More on http://kostiantyn-dvornik.blogspot.com/2013/09/future-of-unity-3d-graphics.html
There are a lot of spelling and grammatical issues in the paragraph. It looks good except the trees. They look like an airbrush.
I’m sorry, maybe it’s just me, but, what is the point of the post. I get the first paragraph, but what is supposed to mean the last part, or the last images?
I think we should leave faked graphics like bill boarding and came to full polygonal graphics with realtime bounced light model in games, This tress contain every pin on their own polygon. With such scene I can navigate with ok fps in Unity.
I believe that with hardware instancing this can be easy.
or you could actually save on perfomance where you dont need graphics and make it look hotter in the places you do… Just saying… Theres a reason for certain workflows.
I think graphics is a part of game atmosphere. 3 years ago when I was starting using Unity all my friends look at engine and say that it is s*ck, because it looks ugly. Now they change their mind a lot. And all we know that Unity haven’t changed in this case.
Its not working like that. I wish it would be.
Check this out. This guy is working hard in this way.
This guy is amazing! But it’s hard to work alone on such huge problem. I think we should change the way how graphics drivers and hardware works now for solving this.
I’ve done some more researches in Hi-po graphics. And did that benchmark that can run on all platforms:
In fact if we can make every pin as an instance we can handle a lot of such trees.
Looks really good. What was it made with?
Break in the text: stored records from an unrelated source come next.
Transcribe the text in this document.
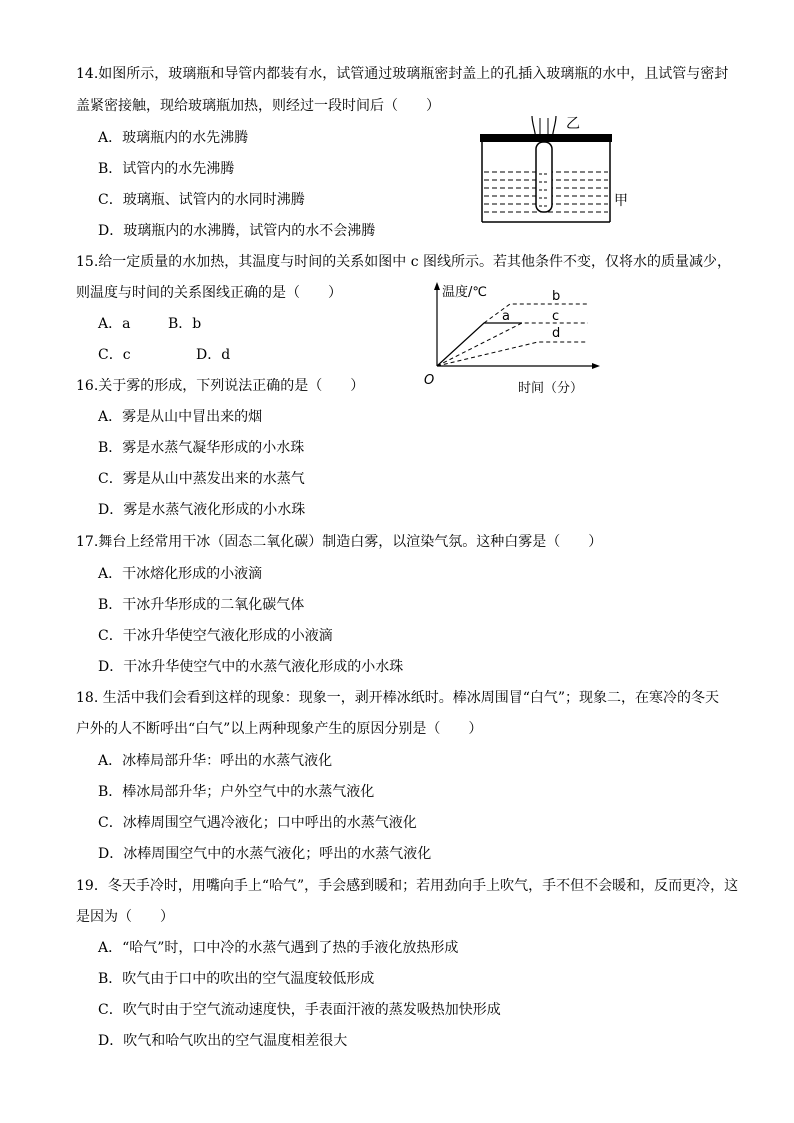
14.如图所示，玻璃瓶和导管内都装有水，试管通过玻璃瓶密封盖上的孔插入玻璃瓶的水中，且试管与密封
盖紧密接触，现给玻璃瓶加热，则经过一段时间后（　　）
A．玻璃瓶内的水先沸腾
B．试管内的水先沸腾
C．玻璃瓶、试管内的水同时沸腾
D．玻璃瓶内的水沸腾，试管内的水不会沸腾
乙
甲
15.给一定质量的水加热，其温度与时间的关系如图中 c 图线所示。若其他条件不变，仅将水的质量减少，
则温度与时间的关系图线正确的是（　　）
A．a	B．b
C．c	D．d
温度/℃
时间（分）
O
a
b
c
d
16.关于雾的形成，下列说法正确的是（　　）
A．雾是从山中冒出来的烟
B．雾是水蒸气凝华形成的小水珠
C．雾是从山中蒸发出来的水蒸气
D．雾是水蒸气液化形成的小水珠
17.舞台上经常用干冰（固态二氧化碳）制造白雾，以渲染气氛。这种白雾是（　　）
A．干冰熔化形成的小液滴
B．干冰升华形成的二氧化碳气体
C．干冰升华使空气液化形成的小液滴
D．干冰升华使空气中的水蒸气液化形成的小水珠
18. 生活中我们会看到这样的现象：现象一，剥开棒冰纸时。棒冰周围冒“白气”；现象二，在寒冷的冬天
户外的人不断呼出“白气”以上两种现象产生的原因分别是（　　）
A．冰棒局部升华：呼出的水蒸气液化
B．棒冰局部升华；户外空气中的水蒸气液化
C．冰棒周围空气遇冷液化；口中呼出的水蒸气液化
D．冰棒周围空气中的水蒸气液化；呼出的水蒸气液化
19．冬天手冷时，用嘴向手上“哈气”，手会感到暖和；若用劲向手上吹气，手不但不会暖和，反而更冷，这
是因为（　　）
A．“哈气”时，口中冷的水蒸气遇到了热的手液化放热形成
B．吹气由于口中的吹出的空气温度较低形成
C．吹气时由于空气流动速度快，手表面汗液的蒸发吸热加快形成
D．吹气和哈气吹出的空气温度相差很大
Personally I think real-time graphics are going to start moving in the direction of physically accurate rendering such as demonstrated by Blender’s Cycles render engine. Widely available graphics hardware certainly isn’t up to running a physically accurate render engine in real-time just yet, but I think over the next decade or two real-time physically accurate path tracers will be more than viable.
Onyx Tree Storm. I’ve learned a lot of tree generation software. But this is the best one at now. It quite old but still good.
Raytracing on GPU is already possible, e.g. look at the Brigade 2 engine http://www.youtube.com/watch?v=OyY9pQEJkSk. Modern GPUs provide enough horsepower to drive this kind of things in real-time. However the main problem is GPU utilization. The common believe is that modern PC games make full use of GPU power. However this is not true. At the lowers level, without extensive optimizations (to increase ALU:MEM ratio) one can roughly achieve 10% GPU utilization. This applies to DX HLSL, OpenGL GLSL, CUDA and OpenCL compilers. All of the them are still very primitive and straightforward when it comes to optimizations, such as memory operations reordering, vectorization, loop unrolling, etc. The situation is slightly better on consoles, because there developers are forced to do optimizations in order to achieve playable FPS. However, such a low utilization would not allow for real-time raytracing. Therefore real-time raytracing-based engines are so rare. Things like Brigade are developed by hardcore guys who perform extensive manual optimizations on all the levels, e.g. kernels, memory layout, resources streaming, etc… Sadly, this is rather unique practice nowadays.
So you’re saying that the ‘problem’ is that low level coders aren’t maximizing the potential of their assets?
Yes, indeed. Just look at the following simple and rather pessimistic estimation. Nowadays, screen space rendering techniques are the most common on both PCs and consoles. The highest performance GPU gives one roughly 5Tflops of raw performance. For full HD rendering at 30 FPS one gets (5E12/(192010803044) = 5K floating point instructions per pixel per colour per pass, where 4 stands for the length of the colour vector and another 4 is the average number of the render passes (although some of them are quite primitive, like pre-Z pass). I can hardly imagine a shader with 20K floating point instructions. It would probably overflow the L1I$ of the GPU.
Well you make a nice tree and it looks very complex and hard to make. Good effort, and I like the graphic design. Thanks for sharing, but can you share which software you use for that?